BDA: It's Time to Implement Rules for Municipal Advisors

In October 2009, the Securities and Exchange Commission’s Elisse Walter publicly stated that the conduct of some municipal advisors was “alarming” and that they were engaging in “pay to play,” had undisclosed conflicts of interest, gave advice without adequate training or qualifications, and failed to place the loyalty to their clients ahead of their own interests.

Commissioner Walter asked for the authority to regulate municipal advisors and, nine months later in the Dodd-Frank Act, the SEC received that authority.

A year and a half after Dodd-Frank gave it the authority to implement the rules necessary to address this problem, the SEC has not yet regulated municipal advisors. As a result, state and local governments, their residents and taxpayers, and investors still lack the protection Congress intended them to have and that the Municipal Securities Rulemaking Board has acted to provide.

Despite this, the SEC and MSRB seem to be moving forward with additional restrictions on broker-dealers through proposed changes to the board’s Rule G-17, which would also impose further restrictions on broker-dealer municipal advisors without implementing any regulation of “independent” municipal advisors.

Stated simply, the broker-dealers and financial advisors need to be similarly regulated with appropriate recognition of the fact that financial advisors have a fiduciary duty to their issuer clients.

The first step to fix this situation is for the SEC to define who is a municipal advisor and instruct the Financial Industry Regulatory Authority to enforce the rules as they relate to the advisors.

Broker-dealers, including muni advisors who work for broker-dealers, have been regulated for years. In the meantime, the lack of rules for municipal advisors not only puts state and local governments and investors at risk, it creates a playing field that is not level.

Until this situation is remedied, efforts to revise Rule G-17 should be put on hold.

As indicated, broker-dealers, including municipal advisors who work for broker-dealers, have long been subject to the scrutiny of the SEC, the MSRB and FINRA.

The requirements include licensing requirements, periodic compliance examinations, supervision, and rules related to record retention, disclosure of conflicts, restrictions on political contributions and financial disclosure as well as obligations of fair-dealing and best execution.

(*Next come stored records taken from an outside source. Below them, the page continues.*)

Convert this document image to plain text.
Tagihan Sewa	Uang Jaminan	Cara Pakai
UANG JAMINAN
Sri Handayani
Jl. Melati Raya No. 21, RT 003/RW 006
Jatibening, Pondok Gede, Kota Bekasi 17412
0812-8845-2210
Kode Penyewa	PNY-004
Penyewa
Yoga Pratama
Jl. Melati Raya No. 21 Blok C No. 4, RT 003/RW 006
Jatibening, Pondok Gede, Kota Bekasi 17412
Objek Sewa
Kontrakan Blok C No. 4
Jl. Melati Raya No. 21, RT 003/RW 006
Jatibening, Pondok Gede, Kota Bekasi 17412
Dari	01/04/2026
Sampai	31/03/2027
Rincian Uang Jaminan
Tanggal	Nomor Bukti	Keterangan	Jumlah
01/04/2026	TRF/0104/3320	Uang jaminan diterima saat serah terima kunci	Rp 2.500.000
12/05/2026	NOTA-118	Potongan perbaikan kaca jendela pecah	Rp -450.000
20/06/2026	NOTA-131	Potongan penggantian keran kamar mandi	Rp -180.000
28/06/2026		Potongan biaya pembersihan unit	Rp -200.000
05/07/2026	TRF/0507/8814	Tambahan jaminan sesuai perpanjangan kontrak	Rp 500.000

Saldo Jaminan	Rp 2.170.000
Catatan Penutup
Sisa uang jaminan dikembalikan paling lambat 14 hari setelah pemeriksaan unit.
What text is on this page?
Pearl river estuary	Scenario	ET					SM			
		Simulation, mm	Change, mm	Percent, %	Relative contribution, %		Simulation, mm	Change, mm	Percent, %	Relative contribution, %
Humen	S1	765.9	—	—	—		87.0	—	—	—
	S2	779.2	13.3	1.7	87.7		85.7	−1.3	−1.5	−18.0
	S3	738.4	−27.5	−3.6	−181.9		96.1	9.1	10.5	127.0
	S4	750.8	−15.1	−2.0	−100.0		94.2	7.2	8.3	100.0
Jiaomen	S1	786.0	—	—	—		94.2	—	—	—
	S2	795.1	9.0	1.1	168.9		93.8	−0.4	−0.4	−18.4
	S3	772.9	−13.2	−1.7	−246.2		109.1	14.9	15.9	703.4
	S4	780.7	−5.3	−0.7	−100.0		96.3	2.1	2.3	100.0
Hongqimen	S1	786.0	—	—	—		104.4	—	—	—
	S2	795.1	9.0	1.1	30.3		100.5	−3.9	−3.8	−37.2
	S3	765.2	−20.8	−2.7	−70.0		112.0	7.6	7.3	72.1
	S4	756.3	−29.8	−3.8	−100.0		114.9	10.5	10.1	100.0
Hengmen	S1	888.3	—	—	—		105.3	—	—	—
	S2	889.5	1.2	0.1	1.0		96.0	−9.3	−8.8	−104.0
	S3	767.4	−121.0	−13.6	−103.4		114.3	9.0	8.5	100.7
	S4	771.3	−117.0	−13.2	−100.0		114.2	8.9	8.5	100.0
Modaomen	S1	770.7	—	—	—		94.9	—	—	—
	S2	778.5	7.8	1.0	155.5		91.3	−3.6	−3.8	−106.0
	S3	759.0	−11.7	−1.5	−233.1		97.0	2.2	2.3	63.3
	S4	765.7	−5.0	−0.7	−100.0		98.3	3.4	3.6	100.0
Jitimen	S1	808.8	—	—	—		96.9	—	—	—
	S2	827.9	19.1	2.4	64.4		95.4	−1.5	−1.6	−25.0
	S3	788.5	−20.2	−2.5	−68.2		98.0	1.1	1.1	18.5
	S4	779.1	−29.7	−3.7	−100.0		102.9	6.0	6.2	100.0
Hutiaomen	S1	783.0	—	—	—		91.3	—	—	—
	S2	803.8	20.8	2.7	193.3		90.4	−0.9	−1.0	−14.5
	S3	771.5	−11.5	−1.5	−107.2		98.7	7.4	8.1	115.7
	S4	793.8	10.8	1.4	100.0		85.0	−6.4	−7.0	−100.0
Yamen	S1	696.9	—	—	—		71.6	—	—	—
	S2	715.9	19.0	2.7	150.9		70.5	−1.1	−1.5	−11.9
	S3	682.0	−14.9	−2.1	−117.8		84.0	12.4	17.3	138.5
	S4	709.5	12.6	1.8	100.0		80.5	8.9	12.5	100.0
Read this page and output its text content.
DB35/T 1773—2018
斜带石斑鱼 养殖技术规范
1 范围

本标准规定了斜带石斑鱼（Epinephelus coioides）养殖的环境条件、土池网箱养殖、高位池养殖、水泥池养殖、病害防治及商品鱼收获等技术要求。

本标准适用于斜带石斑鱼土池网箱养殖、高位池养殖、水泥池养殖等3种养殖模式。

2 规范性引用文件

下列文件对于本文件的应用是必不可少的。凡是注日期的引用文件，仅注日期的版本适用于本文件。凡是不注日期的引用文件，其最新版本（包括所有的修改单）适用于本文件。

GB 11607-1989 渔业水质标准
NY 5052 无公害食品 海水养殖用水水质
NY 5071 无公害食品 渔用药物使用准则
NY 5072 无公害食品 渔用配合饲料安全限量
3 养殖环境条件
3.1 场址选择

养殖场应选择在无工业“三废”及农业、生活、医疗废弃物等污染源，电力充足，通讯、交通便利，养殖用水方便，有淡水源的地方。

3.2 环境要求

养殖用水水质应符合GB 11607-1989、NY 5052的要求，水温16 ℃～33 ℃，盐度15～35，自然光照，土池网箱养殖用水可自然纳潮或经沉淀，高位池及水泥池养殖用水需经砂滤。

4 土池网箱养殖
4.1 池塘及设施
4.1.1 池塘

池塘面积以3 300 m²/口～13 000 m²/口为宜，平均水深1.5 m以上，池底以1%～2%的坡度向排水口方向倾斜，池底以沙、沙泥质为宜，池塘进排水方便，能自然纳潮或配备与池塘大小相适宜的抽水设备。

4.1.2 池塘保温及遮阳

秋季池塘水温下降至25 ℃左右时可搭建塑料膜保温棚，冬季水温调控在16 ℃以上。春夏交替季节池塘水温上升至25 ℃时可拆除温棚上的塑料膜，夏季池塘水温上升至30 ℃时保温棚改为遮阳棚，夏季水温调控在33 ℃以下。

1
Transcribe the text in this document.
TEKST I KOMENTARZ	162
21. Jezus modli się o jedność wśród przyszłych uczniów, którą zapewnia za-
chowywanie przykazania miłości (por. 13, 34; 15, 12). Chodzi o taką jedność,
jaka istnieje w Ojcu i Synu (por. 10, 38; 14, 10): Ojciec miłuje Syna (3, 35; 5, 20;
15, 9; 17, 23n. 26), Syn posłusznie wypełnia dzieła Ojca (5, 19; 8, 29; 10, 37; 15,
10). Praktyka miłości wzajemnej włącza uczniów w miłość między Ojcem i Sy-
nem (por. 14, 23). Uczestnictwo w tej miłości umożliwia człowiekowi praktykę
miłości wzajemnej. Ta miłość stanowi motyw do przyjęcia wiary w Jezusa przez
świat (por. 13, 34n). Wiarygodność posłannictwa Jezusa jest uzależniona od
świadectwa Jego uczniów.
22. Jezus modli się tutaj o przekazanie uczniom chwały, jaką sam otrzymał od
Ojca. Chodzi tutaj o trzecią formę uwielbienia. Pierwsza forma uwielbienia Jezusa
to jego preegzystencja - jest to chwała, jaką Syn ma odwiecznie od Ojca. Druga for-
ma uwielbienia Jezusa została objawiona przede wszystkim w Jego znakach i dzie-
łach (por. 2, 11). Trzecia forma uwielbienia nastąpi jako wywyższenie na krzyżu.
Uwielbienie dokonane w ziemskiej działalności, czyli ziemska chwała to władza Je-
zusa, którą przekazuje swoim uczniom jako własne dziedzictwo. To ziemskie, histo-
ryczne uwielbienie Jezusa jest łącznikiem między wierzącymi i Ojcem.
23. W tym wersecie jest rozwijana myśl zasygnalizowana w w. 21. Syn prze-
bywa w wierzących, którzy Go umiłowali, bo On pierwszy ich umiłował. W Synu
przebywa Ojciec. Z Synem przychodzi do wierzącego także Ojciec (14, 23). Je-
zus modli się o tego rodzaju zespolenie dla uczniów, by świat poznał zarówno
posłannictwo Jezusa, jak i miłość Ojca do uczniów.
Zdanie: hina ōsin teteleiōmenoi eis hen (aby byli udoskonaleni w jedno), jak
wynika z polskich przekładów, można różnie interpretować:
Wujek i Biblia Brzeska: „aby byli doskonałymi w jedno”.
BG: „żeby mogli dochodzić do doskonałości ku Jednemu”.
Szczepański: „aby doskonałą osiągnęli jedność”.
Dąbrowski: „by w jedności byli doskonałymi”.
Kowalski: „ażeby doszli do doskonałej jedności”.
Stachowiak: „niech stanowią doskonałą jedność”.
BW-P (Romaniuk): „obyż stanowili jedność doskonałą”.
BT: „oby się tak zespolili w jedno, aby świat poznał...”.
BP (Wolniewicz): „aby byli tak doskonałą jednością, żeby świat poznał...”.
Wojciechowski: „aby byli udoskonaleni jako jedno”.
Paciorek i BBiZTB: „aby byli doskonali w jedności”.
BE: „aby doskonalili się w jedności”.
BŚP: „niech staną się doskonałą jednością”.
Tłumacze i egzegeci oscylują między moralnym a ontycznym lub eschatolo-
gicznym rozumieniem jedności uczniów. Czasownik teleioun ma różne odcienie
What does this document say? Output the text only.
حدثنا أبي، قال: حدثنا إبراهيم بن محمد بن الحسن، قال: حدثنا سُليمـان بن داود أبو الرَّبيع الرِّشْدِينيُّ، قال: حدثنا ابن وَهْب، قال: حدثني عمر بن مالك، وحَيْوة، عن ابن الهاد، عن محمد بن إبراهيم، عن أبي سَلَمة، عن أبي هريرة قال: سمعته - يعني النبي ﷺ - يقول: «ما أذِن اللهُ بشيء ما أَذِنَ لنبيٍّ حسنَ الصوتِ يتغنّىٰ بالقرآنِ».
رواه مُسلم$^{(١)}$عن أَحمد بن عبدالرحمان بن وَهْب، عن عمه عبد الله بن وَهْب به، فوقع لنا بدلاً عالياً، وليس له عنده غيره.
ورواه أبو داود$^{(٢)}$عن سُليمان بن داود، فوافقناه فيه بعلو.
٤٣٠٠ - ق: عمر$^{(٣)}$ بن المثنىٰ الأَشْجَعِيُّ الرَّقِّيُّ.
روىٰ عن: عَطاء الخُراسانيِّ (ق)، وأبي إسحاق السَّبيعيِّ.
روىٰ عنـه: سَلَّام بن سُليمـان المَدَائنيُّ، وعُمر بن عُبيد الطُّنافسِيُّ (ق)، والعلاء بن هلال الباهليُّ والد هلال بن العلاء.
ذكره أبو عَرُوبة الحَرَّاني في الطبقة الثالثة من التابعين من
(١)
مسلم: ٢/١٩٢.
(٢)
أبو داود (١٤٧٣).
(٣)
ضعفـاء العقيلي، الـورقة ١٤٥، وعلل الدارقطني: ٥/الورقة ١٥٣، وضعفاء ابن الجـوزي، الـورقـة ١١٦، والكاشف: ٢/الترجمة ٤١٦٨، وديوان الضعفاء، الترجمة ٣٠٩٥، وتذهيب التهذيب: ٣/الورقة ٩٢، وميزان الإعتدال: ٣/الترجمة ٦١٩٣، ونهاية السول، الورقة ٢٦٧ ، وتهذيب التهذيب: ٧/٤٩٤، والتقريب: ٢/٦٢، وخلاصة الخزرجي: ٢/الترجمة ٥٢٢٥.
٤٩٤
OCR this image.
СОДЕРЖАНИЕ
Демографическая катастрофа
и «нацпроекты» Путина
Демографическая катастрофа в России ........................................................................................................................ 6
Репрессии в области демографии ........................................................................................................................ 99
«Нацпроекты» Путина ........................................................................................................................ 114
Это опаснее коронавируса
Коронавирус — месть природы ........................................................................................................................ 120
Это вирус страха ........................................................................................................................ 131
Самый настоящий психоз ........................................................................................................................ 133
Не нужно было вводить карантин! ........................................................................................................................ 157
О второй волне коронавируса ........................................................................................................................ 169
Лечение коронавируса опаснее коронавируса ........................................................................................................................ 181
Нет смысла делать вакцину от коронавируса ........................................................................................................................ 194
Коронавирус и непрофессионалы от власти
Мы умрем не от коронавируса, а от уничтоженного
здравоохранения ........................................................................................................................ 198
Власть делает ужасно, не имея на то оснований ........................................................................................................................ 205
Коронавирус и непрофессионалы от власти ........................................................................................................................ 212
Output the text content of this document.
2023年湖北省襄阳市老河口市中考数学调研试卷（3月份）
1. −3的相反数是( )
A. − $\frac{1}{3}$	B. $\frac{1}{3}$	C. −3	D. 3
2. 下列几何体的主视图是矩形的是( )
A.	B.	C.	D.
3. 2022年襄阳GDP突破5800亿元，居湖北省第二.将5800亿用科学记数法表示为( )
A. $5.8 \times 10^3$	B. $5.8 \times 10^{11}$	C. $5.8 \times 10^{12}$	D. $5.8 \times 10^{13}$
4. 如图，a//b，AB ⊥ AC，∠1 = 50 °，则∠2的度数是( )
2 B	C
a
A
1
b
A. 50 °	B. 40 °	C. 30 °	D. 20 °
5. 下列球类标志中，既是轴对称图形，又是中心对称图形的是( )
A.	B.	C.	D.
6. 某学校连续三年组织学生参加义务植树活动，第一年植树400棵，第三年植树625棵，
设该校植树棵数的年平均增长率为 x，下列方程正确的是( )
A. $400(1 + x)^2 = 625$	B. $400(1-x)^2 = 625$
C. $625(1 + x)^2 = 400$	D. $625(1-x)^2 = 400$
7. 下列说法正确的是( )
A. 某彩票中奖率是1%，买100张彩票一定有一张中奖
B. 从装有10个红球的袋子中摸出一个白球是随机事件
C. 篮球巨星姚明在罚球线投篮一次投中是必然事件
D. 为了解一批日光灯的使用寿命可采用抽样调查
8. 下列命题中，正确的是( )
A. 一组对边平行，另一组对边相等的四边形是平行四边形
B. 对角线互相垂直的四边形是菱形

There is no reason that the same types of rules should not be extended to municipal advisors, yet until the definition of “municipal advisor” is adopted, that will be the case.

The proper functioning of the market and the protection of issuers can’t be accomplished when one group of participants is regulated and another is not.

Municipal advisors and underwriters interact with each other and they interact with issuers. Issuers are in an uncertain position if underwriters and some financial advisors are regulated, but other FAs are not. 

Further restriction of broker-dealers through changes to Rule G-17 before providing rules to identify municipal advisors and implementing rules related to their fiduciary duty and minimum qualifications seems inappropriate. 

It is not enough simply to assert that municipal advisors are fiduciaries. Conduct that is inconsistent with being a fiduciary must be spelled out and banned.

Except to the extent covered by Rule G-17 — that is, as a broker-dealer — independent municipal advisors remain essentially unregulated. For example, such advisors have no requirement to disclose conflicts of interest.

An unregulated nondealer municipal advisor may have, or may arrange for, services for its issuer clients. They include investment advice, non-securitized loans, swap advisory services, arbitrage rebate services and recruiting services for municipal professionals — all of which have the potential to influence the advice the nondealer advisor provides.

An unregulated municipal advisor may also contribute to political campaigns without limitation, raising pay-to-play questions.

The statement that municipal advisors have a fiduciary duty would naturally lead an issuer to conclude that they do not engage in, or at least must disclose these types of conflicts.

Unfortunately, until the SEC and MSRB define “municipal advisor” and specify the duties imposed on them, there is nothing that so limits unregulated advisors.

That situation does a great disservice to issuers and can easily mislead them. Given this situation, further ramping up the restrictions on non-fiduciary broker-dealers should not occur at this time. As a result, the situation is worse now than prior to the passage of Dodd-Frank or when Walter gave her speech.

More than one year after the enactment of the Dodd-Frank Act, and despite the work by the MSRB on writing a definition, virtually anyone can claim to be a municipal advisor, regardless of qualifications, political contributions or conflicts of interest. This is exactly the opposite of what Dodd-Frank intended.

The bottom line is that the SEC needs to move forward on a definition of municipal advisor so that investors and state and local governments can get the protection that Congress intended.

Until such rules are put in place, further regulation of broker-dealers under Rule G-17 should be delayed.

Mike Nicholas is chief executive officer of the Bond Dealers of America. The Washington, D.C.- based organization represents securities dealers and banks predominantly focused on the U.S. fixed-income markets.